Juncker indeed acknowledged in his interview that Romania is technically up to the job but his concerns were more aimed at the political situation in the Eastern European nation.
“A united front is needed at home in order to promote the unity of Europe during the presidency of the Council,” the Luxembourger told Welt am Sonntag, hinting at the growing political unrest in Romania, which joined the EU in 2007 but remains under a monitoring regime by Brussels.
There is a clear political divide in Bucharest, particularly between the current prime minister, Viorica Dăncilă, and head of state President Klaus Iohannis, who has also cast doubt on his own country’s preparedness.
Romania is still subject to an annual review of its rule of law situation by the Commission and the most recent edition concluded that Bucharest had actually backtracked on its efforts.
Iohannis said in November, after the latest report was published, that it showed “Romania has gone back in time to before its EU accession”.
The current government has embarked on a number of judicial reforms, one of which is intended to grant amnesty to politicians who have been hit with corruption charges, drawing at times thousands of protesters onto the streets of Romania’s cities.
Social Democrat Party leader Liviu Dragnea is currently banned from holding the office of prime minister due to a conviction handed down in June last year.
In December, Dragnea filed a legal challenge with the European Court of Justice about a report by the EU’s anti-fraud office, OLAF, which alleges that €20 million in EU funds has been misappropriated.
Asked if this was a wise move right at the start of Romania’s presidency stint, Meleșcanu said that every citizen is innocent until proven guilty and denied that he has spoken to the party leader about the case.
Dragnea will not attend the presidency opening ceremony and is reportedly on holiday, while Iohannis only confirmed his attendance at the festivities last minute.
Whose job is it anyway?
The president and prime minister were also involved in a separate dispute during the first week of Romania’s presidency, in which Dăncilă said that going to EU Council meetings is part of her job, not the president’s.
However, foreign affairs chief Meleșcanu contradicted her when asked by Romanian media about the issue, explaining that two constitutional court rulings mean that it is indeed part of Iohannis’ duties.
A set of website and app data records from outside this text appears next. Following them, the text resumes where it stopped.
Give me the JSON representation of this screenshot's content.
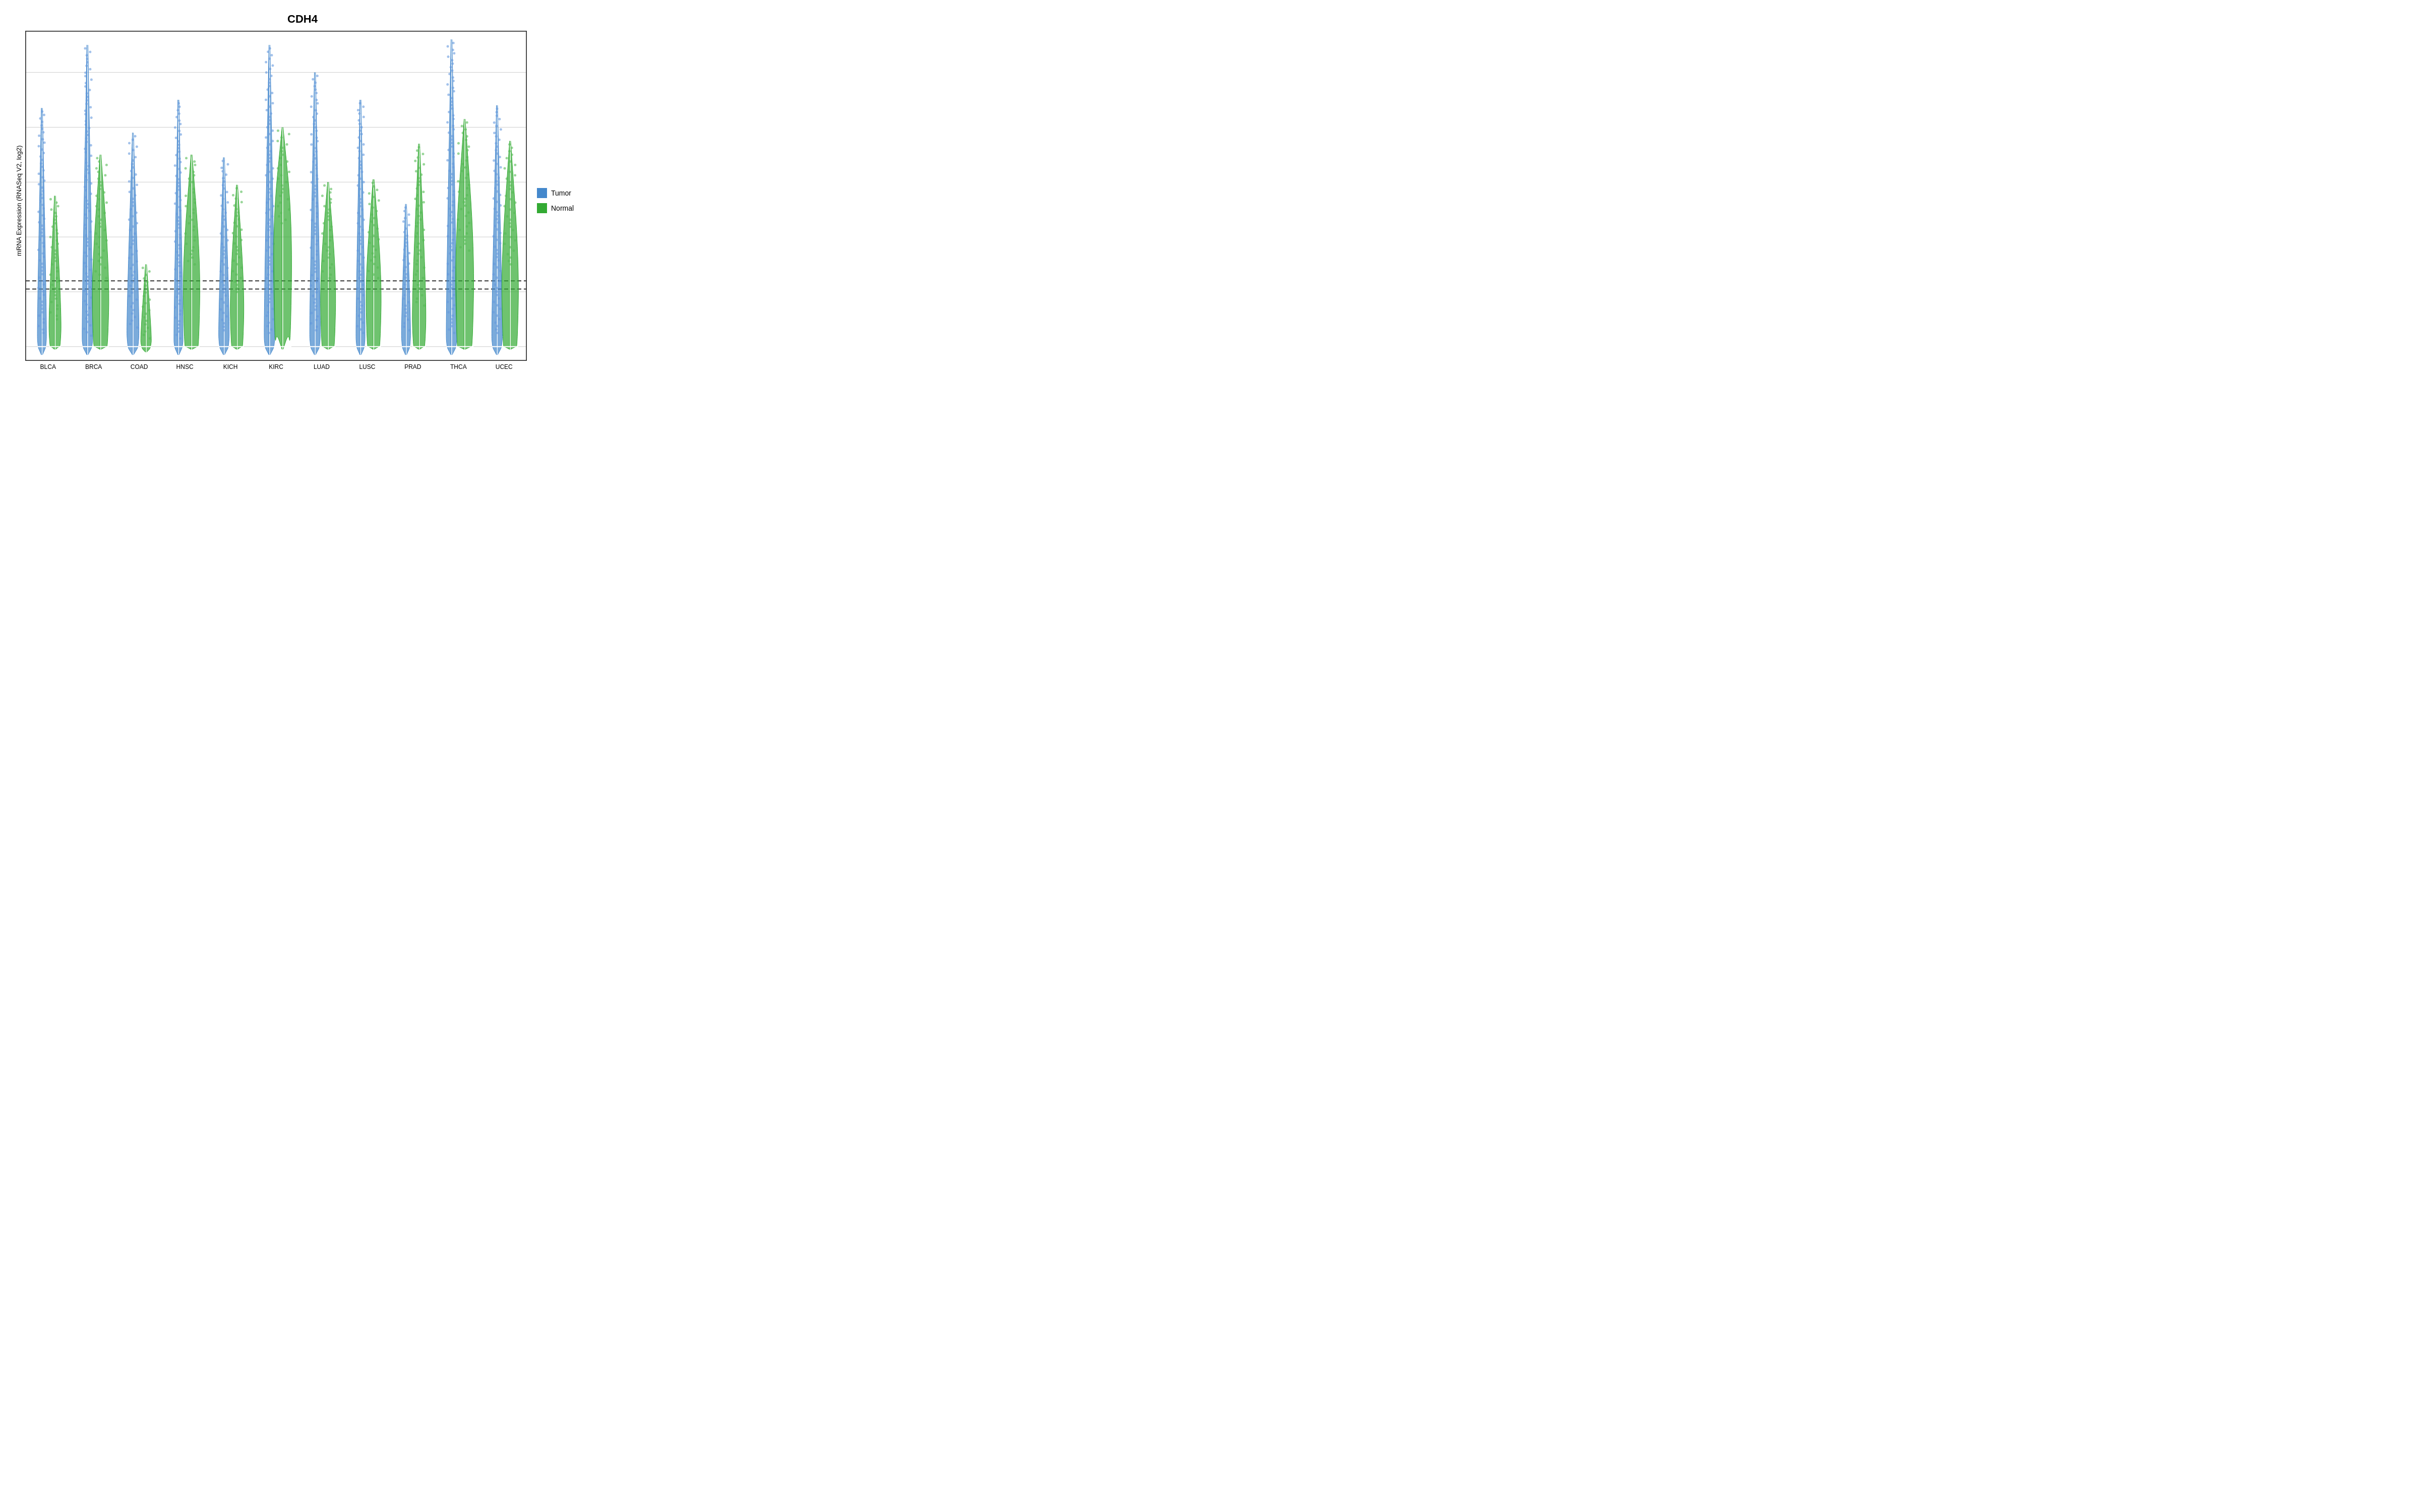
{
  "title": "CDH4",
  "yAxisLabel": "mRNA Expression (RNASeq V2, log2)",
  "yTicks": [
    "10",
    "8",
    "6",
    "4",
    "2",
    "0"
  ],
  "yTickValues": [
    10,
    8,
    6,
    4,
    2,
    0
  ],
  "yMax": 11.5,
  "yMin": -0.5,
  "referenceLines": [
    2.1,
    2.4
  ],
  "xLabels": [
    "BLCA",
    "BRCA",
    "COAD",
    "HNSC",
    "KICH",
    "KIRC",
    "LUAD",
    "LUSC",
    "PRAD",
    "THCA",
    "UCEC"
  ],
  "legend": {
    "items": [
      {
        "label": "Tumor",
        "color": "#4488cc"
      },
      {
        "label": "Normal",
        "color": "#33aa33"
      }
    ]
  },
  "colors": {
    "tumor": "#4488cc",
    "normal": "#33aa33",
    "border": "#333333"
  },
  "violins": [
    {
      "cancer": "BLCA",
      "tumor": {
        "median": 0.0,
        "q1": -0.1,
        "q3": 0.5,
        "max": 8.7,
        "min": -0.3,
        "width": 0.3
      },
      "normal": {
        "median": 0.0,
        "q1": 0.0,
        "q3": 1.0,
        "max": 5.5,
        "min": -0.1,
        "width": 0.4
      }
    },
    {
      "cancer": "BRCA",
      "tumor": {
        "median": 0.0,
        "q1": -0.1,
        "q3": 0.4,
        "max": 11.0,
        "min": -0.3,
        "width": 0.35
      },
      "normal": {
        "median": 0.0,
        "q1": 0.0,
        "q3": 2.5,
        "max": 7.0,
        "min": -0.1,
        "width": 0.55
      }
    },
    {
      "cancer": "COAD",
      "tumor": {
        "median": 0.0,
        "q1": -0.1,
        "q3": 0.7,
        "max": 7.8,
        "min": -0.3,
        "width": 0.4
      },
      "normal": {
        "median": 0.0,
        "q1": -0.1,
        "q3": 0.3,
        "max": 3.0,
        "min": -0.2,
        "width": 0.35
      }
    },
    {
      "cancer": "HNSC",
      "tumor": {
        "median": 0.0,
        "q1": -0.1,
        "q3": 0.3,
        "max": 9.0,
        "min": -0.3,
        "width": 0.3
      },
      "normal": {
        "median": 0.0,
        "q1": 0.0,
        "q3": 3.0,
        "max": 7.0,
        "min": -0.1,
        "width": 0.55
      }
    },
    {
      "cancer": "KICH",
      "tumor": {
        "median": 0.0,
        "q1": -0.1,
        "q3": 0.6,
        "max": 6.9,
        "min": -0.3,
        "width": 0.35
      },
      "normal": {
        "median": 0.0,
        "q1": 0.0,
        "q3": 2.0,
        "max": 5.9,
        "min": -0.1,
        "width": 0.45
      }
    },
    {
      "cancer": "KIRC",
      "tumor": {
        "median": 0.0,
        "q1": -0.1,
        "q3": 0.5,
        "max": 11.0,
        "min": -0.3,
        "width": 0.35
      },
      "normal": {
        "median": 0.0,
        "q1": 0.5,
        "q3": 4.5,
        "max": 8.0,
        "min": -0.1,
        "width": 0.6
      }
    },
    {
      "cancer": "LUAD",
      "tumor": {
        "median": 0.0,
        "q1": -0.1,
        "q3": 0.6,
        "max": 10.0,
        "min": -0.3,
        "width": 0.35
      },
      "normal": {
        "median": 0.0,
        "q1": 0.0,
        "q3": 2.5,
        "max": 6.0,
        "min": -0.1,
        "width": 0.5
      }
    },
    {
      "cancer": "LUSC",
      "tumor": {
        "median": 0.0,
        "q1": -0.1,
        "q3": 0.5,
        "max": 9.0,
        "min": -0.3,
        "width": 0.3
      },
      "normal": {
        "median": 0.0,
        "q1": 0.0,
        "q3": 2.5,
        "max": 6.1,
        "min": -0.1,
        "width": 0.5
      }
    },
    {
      "cancer": "PRAD",
      "tumor": {
        "median": 0.0,
        "q1": -0.1,
        "q3": 0.6,
        "max": 5.2,
        "min": -0.3,
        "width": 0.3
      },
      "normal": {
        "median": 0.0,
        "q1": 0.0,
        "q3": 1.5,
        "max": 7.4,
        "min": -0.1,
        "width": 0.45
      }
    },
    {
      "cancer": "THCA",
      "tumor": {
        "median": 0.0,
        "q1": -0.1,
        "q3": 0.5,
        "max": 11.2,
        "min": -0.3,
        "width": 0.35
      },
      "normal": {
        "median": 0.0,
        "q1": 0.0,
        "q3": 3.5,
        "max": 8.3,
        "min": -0.1,
        "width": 0.6
      }
    },
    {
      "cancer": "UCEC",
      "tumor": {
        "median": 0.0,
        "q1": -0.1,
        "q3": 0.5,
        "max": 8.8,
        "min": -0.3,
        "width": 0.35
      },
      "normal": {
        "median": 0.0,
        "q1": 0.0,
        "q3": 3.0,
        "max": 7.5,
        "min": -0.1,
        "width": 0.55
      }
    }
  ]
}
Indeed, Iohannis has been representing Romania at EU summits. Most of the other countries, except France, Lithuania and Cyprus, are represented by the Prime Ministers.
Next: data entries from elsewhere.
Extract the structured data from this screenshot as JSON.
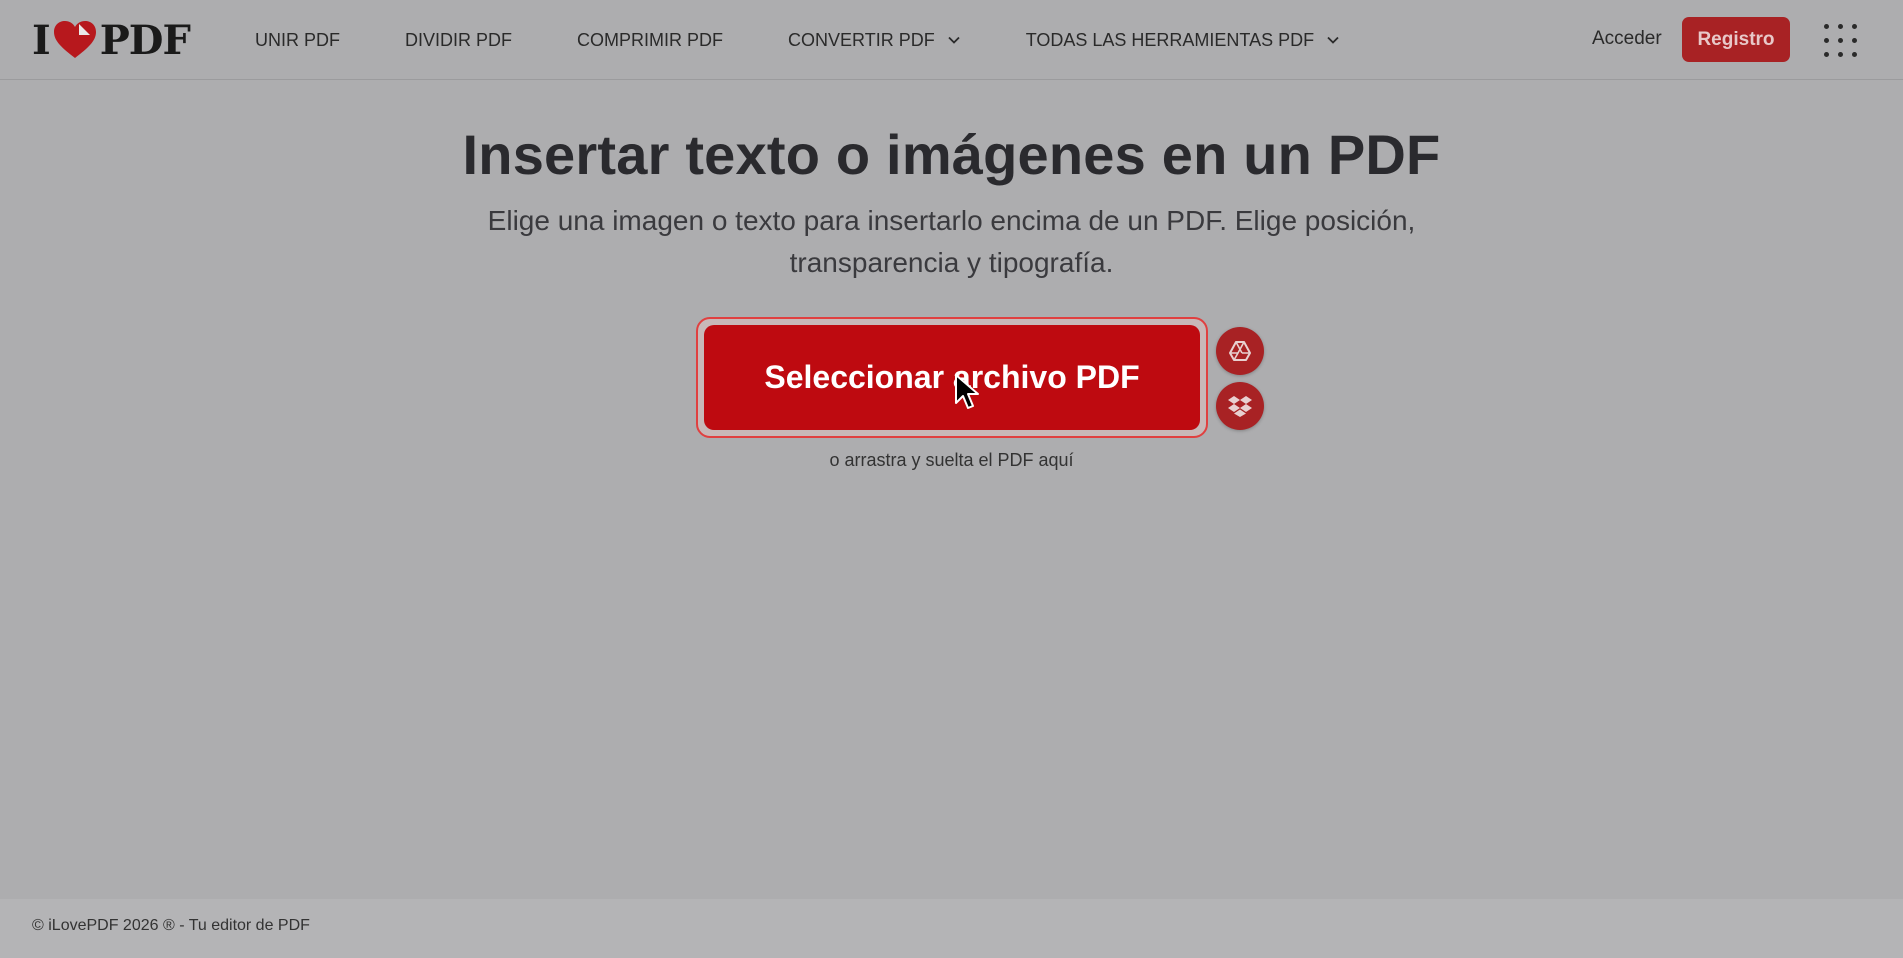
{
  "header": {
    "logo": {
      "left": "I",
      "right": "PDF",
      "heart_color": "#b7181d"
    },
    "nav": [
      {
        "label": "UNIR PDF"
      },
      {
        "label": "DIVIDIR PDF"
      },
      {
        "label": "COMPRIMIR PDF"
      },
      {
        "label": "CONVERTIR PDF"
      },
      {
        "label": "TODAS LAS HERRAMIENTAS PDF"
      }
    ],
    "login_label": "Acceder",
    "register_label": "Registro",
    "apps_icon": "grid-icon"
  },
  "main": {
    "title": "Insertar texto o imágenes en un PDF",
    "subtitle": "Elige una imagen o texto para insertarlo encima de un PDF. Elige posición, transparencia y tipografía.",
    "select_button_label": "Seleccionar archivo PDF",
    "drop_hint": "o arrastra y suelta el PDF aquí",
    "cloud_sources": [
      {
        "icon": "google-drive-icon"
      },
      {
        "icon": "dropbox-icon"
      }
    ]
  },
  "footer": {
    "text": "© iLovePDF 2026 ® - Tu editor de PDF"
  },
  "colors": {
    "accent": "#be0a10",
    "accent_dark": "#a82224",
    "overlay_bg": "#adadaf"
  }
}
Dăncilă said Romania’s situation was “atypical”, pointing to the presidency handover ceremony with Austria, where it was Austria’s prime minister, Sebastian Kurz, who performed the ceremony, rather than President Alexander Van der Bellen.
Agenda finer points
Romania’s presidency has been launched under the slogan of “Cohesion, a common European value”.
Asked if the presidency will support a proposal to link EU funding to rule of law adherence, Meleșcanu said it is “an idea floating in the air” and added that there will need to be more “concrete elements” about what it would entail.
His comments are more toned down that his first reaction in February 2018, when he said such linking “would constitute a gross violation of the EU’s fundamental principles”. Bulgaria and Poland have also voiced their concerns with the proposed mechanism.
The idea, first mooted in early 2018, could mean that countries under rule of law procedure, currently Poland and Hungary, and in the future possibly Romania or Malta, would see their EU payments frozen.